WH: Early-ish in the lockdown I went to the supermarket and was caught in a sudden downpour. I think it was Easter Sunday. I was listening to multiple versions of the same song because it was more comforting than listening to different songs. I was trying to keep hold of this thought: when you lose something you become fixated on that lost object, but trying to find it again is never just a case of recalling its whereabouts. You have to turn over everything, to ransack and re-order all your belongings, to derange your sense of the already known world. And then if you do find what you’re looking for it’s not really because you’ve remembered its location. It’s because everything else has changed around it. You’ve rearranged the world in order to make that act of retrieval possible. So I left the supermarket and it was quiet along the canal and the clouds had gone and the sun looked like a lump of butter smeared across the sky by one of those old posh knives.

FAF: Which poets do you admire most and what do you value in their work?
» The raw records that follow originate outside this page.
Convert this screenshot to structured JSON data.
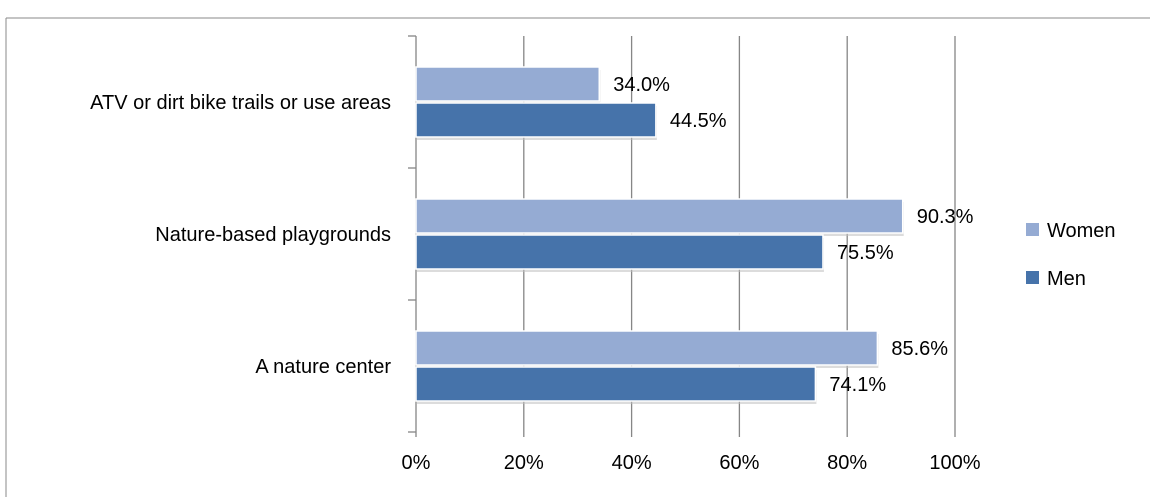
{
  "chart_data": {
    "type": "bar",
    "orientation": "horizontal",
    "title": "",
    "xlabel": "",
    "ylabel": "",
    "categories": [
      "ATV or dirt bike trails or use areas",
      "Nature-based playgrounds",
      "A nature center"
    ],
    "series": [
      {
        "name": "Women",
        "values": [
          34.0,
          90.3,
          85.6
        ],
        "color": "#95abd3"
      },
      {
        "name": "Men",
        "values": [
          44.5,
          75.5,
          74.1
        ],
        "color": "#4673aa"
      }
    ],
    "value_labels": {
      "Women": [
        "34.0%",
        "90.3%",
        "85.6%"
      ],
      "Men": [
        "44.5%",
        "75.5%",
        "74.1%"
      ]
    },
    "xlim": [
      0,
      100
    ],
    "x_ticks": [
      "0%",
      "20%",
      "40%",
      "60%",
      "80%",
      "100%"
    ],
    "grid": "vertical",
    "legend_position": "right"
  }
}
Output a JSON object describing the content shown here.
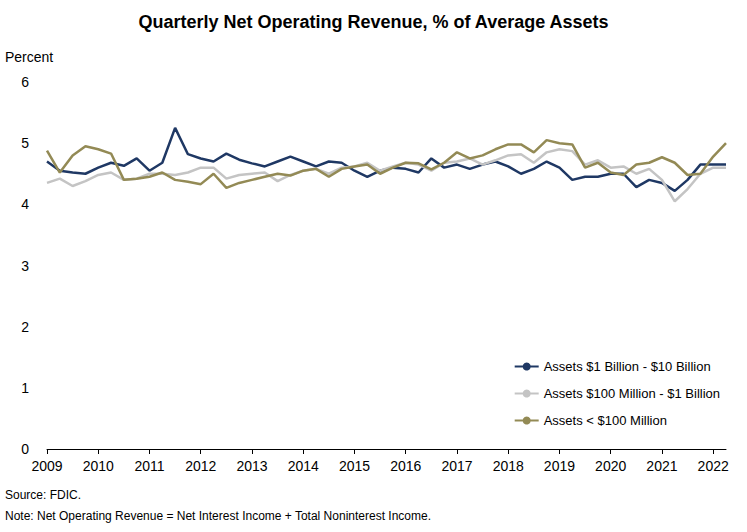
{
  "chart_data": {
    "type": "line",
    "title": "Quarterly Net Operating Revenue, % of Average Assets",
    "y_label": "Percent",
    "source": "Source: FDIC.",
    "note": "Note: Net Operating Revenue = Net Interest Income + Total Noninterest Income.",
    "categories": [
      "2009",
      null,
      null,
      null,
      "2010",
      null,
      null,
      null,
      "2011",
      null,
      null,
      null,
      "2012",
      null,
      null,
      null,
      "2013",
      null,
      null,
      null,
      "2014",
      null,
      null,
      null,
      "2015",
      null,
      null,
      null,
      "2016",
      null,
      null,
      null,
      "2017",
      null,
      null,
      null,
      "2018",
      null,
      null,
      null,
      "2019",
      null,
      null,
      null,
      "2020",
      null,
      null,
      null,
      "2021",
      null,
      null,
      null,
      "2022",
      null
    ],
    "series": [
      {
        "name": "Assets $1 Billion - $10 Billion",
        "color": "#1f3864",
        "values": [
          4.7,
          4.55,
          4.52,
          4.5,
          4.6,
          4.68,
          4.63,
          4.75,
          4.55,
          4.68,
          5.25,
          4.82,
          4.75,
          4.7,
          4.83,
          4.73,
          4.67,
          4.62,
          4.7,
          4.78,
          4.7,
          4.62,
          4.7,
          4.68,
          4.55,
          4.45,
          4.55,
          4.6,
          4.58,
          4.52,
          4.75,
          4.6,
          4.65,
          4.58,
          4.65,
          4.7,
          4.62,
          4.5,
          4.58,
          4.7,
          4.6,
          4.4,
          4.45,
          4.45,
          4.5,
          4.5,
          4.28,
          4.4,
          4.35,
          4.22,
          4.4,
          4.65,
          4.65,
          4.65
        ]
      },
      {
        "name": "Assets $100 Million - $1 Billion",
        "color": "#c4c4c4",
        "values": [
          4.35,
          4.42,
          4.3,
          4.38,
          4.48,
          4.52,
          4.4,
          4.42,
          4.5,
          4.5,
          4.48,
          4.52,
          4.6,
          4.6,
          4.42,
          4.48,
          4.5,
          4.52,
          4.38,
          4.48,
          4.55,
          4.58,
          4.5,
          4.6,
          4.62,
          4.68,
          4.55,
          4.62,
          4.68,
          4.65,
          4.55,
          4.68,
          4.7,
          4.75,
          4.65,
          4.72,
          4.8,
          4.82,
          4.68,
          4.85,
          4.9,
          4.87,
          4.65,
          4.72,
          4.6,
          4.62,
          4.5,
          4.58,
          4.4,
          4.05,
          4.25,
          4.5,
          4.6,
          4.6
        ]
      },
      {
        "name": "Assets < $100 Million",
        "color": "#938a55",
        "values": [
          4.88,
          4.52,
          4.8,
          4.95,
          4.9,
          4.83,
          4.4,
          4.42,
          4.45,
          4.52,
          4.4,
          4.37,
          4.33,
          4.5,
          4.27,
          4.35,
          4.4,
          4.45,
          4.5,
          4.47,
          4.55,
          4.58,
          4.45,
          4.58,
          4.62,
          4.65,
          4.5,
          4.6,
          4.68,
          4.67,
          4.57,
          4.68,
          4.85,
          4.75,
          4.8,
          4.9,
          4.98,
          4.98,
          4.85,
          5.05,
          5.0,
          4.98,
          4.6,
          4.68,
          4.52,
          4.48,
          4.65,
          4.68,
          4.77,
          4.68,
          4.48,
          4.5,
          4.78,
          5.0
        ]
      }
    ],
    "ylim": [
      0,
      6
    ],
    "yticks": [
      0,
      1,
      2,
      3,
      4,
      5,
      6
    ],
    "grid": false,
    "legend": "lower right"
  }
}
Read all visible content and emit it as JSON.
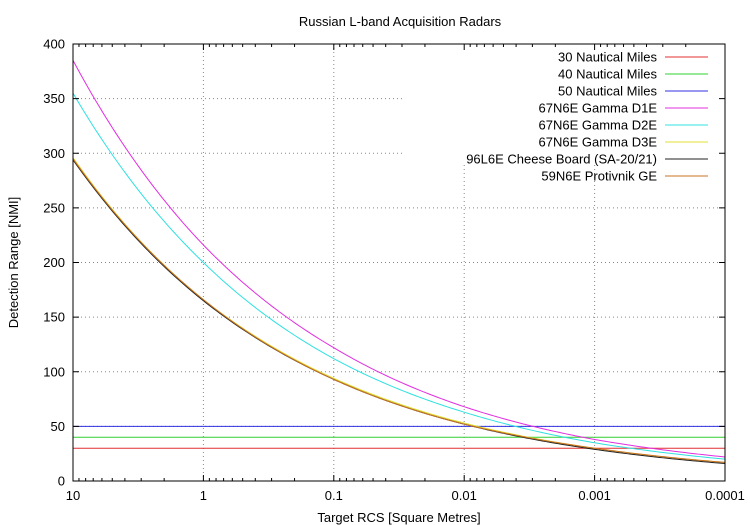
{
  "chart_data": {
    "type": "line",
    "title": "Russian L-band Acquisition Radars",
    "xlabel": "Target RCS [Square Metres]",
    "ylabel": "Detection Range [NMI]",
    "x_scale": "log",
    "x_reversed": true,
    "xlim": [
      10,
      0.0001
    ],
    "ylim": [
      0,
      400
    ],
    "x_ticks": [
      "10",
      "1",
      "0.1",
      "0.01",
      "0.001",
      "0.0001"
    ],
    "x_tick_values": [
      10,
      1,
      0.1,
      0.01,
      0.001,
      0.0001
    ],
    "y_ticks": [
      "0",
      "50",
      "100",
      "150",
      "200",
      "250",
      "300",
      "350",
      "400"
    ],
    "y_tick_values": [
      0,
      50,
      100,
      150,
      200,
      250,
      300,
      350,
      400
    ],
    "grid": true,
    "legend_position": "top-right",
    "series": [
      {
        "name": "30 Nautical Miles",
        "color": "#e03030",
        "x": [
          10,
          1,
          0.1,
          0.01,
          0.001,
          0.0001
        ],
        "y": [
          30,
          30,
          30,
          30,
          30,
          30
        ]
      },
      {
        "name": "40 Nautical Miles",
        "color": "#30d030",
        "x": [
          10,
          1,
          0.1,
          0.01,
          0.001,
          0.0001
        ],
        "y": [
          40,
          40,
          40,
          40,
          40,
          40
        ]
      },
      {
        "name": "50 Nautical Miles",
        "color": "#3030e0",
        "x": [
          10,
          1,
          0.1,
          0.01,
          0.001,
          0.0001
        ],
        "y": [
          50,
          50,
          50,
          50,
          50,
          50
        ]
      },
      {
        "name": "67N6E Gamma D1E",
        "color": "#e030e0",
        "x": [
          10,
          1,
          0.1,
          0.01,
          0.001,
          0.0001
        ],
        "y": [
          385,
          216,
          122,
          68,
          38,
          22
        ]
      },
      {
        "name": "67N6E Gamma D2E",
        "color": "#30e0e0",
        "x": [
          10,
          1,
          0.1,
          0.01,
          0.001,
          0.0001
        ],
        "y": [
          355,
          200,
          112,
          63,
          35,
          20
        ]
      },
      {
        "name": "67N6E Gamma D3E",
        "color": "#e0e030",
        "x": [
          10,
          1,
          0.1,
          0.01,
          0.001,
          0.0001
        ],
        "y": [
          296,
          166,
          94,
          53,
          30,
          17
        ]
      },
      {
        "name": "96L6E Cheese Board (SA-20/21)",
        "color": "#202020",
        "x": [
          10,
          1,
          0.1,
          0.01,
          0.001,
          0.0001
        ],
        "y": [
          294,
          165,
          93,
          52,
          29,
          16
        ]
      },
      {
        "name": "59N6E Protivnik GE",
        "color": "#c87020",
        "x": [
          10,
          1,
          0.1,
          0.01,
          0.001,
          0.0001
        ],
        "y": [
          295,
          166,
          93,
          52,
          30,
          17
        ]
      }
    ]
  }
}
WH: Recently I’ve been reading Carole Watts’s Wrack and work by Geraldine Monk, thinking about how their work accommodates shipwrecks, history and geography, how it buzzes with those power relationships encoded in the past-as-present. Which makes me think of Helen Charman’s pamphlet In the Pleasure Dairy, and how – in the tradition of writers like Wendy Mulford, Denise Riley and Frances Presley – it treats the page as a field on which alternative voices, pathologies and histories compete. Charman’s pamphlet is published by Sad Press, which is co-run by Samantha Walton whose collection Self Heal is incredible. That’s published by Boiler House who also publish Sophie Robinson and Nat Raha among others. Yesterday morning I read Sascha Akhtar’s ‘Legatura/ (Ligature)’, as published in out of everywhere 2 (Reality Street, ed. Emily Critchley). This morning, I was reading bits of Callie Gardner’s ‘springletter’ from Naturally It Is Not (The 87 Press) and thinking about this line: ‘health the lossless state that makes possible fear’.

FAF: What is next for you as a poet?

WH: I don’t know.

FAF: What advice would you give to anyone starting out in poetry today?

WH: Be shameless in your shame. Absorb everything into your work. Trinh T. Minh-ha: ‘Writing reduced to a mere vehicle of thought may be used to orient toward a goal or to sustain an act, but it does not constitute an act in itself… Beware when you cross railroad tracks for one train may hide another train.’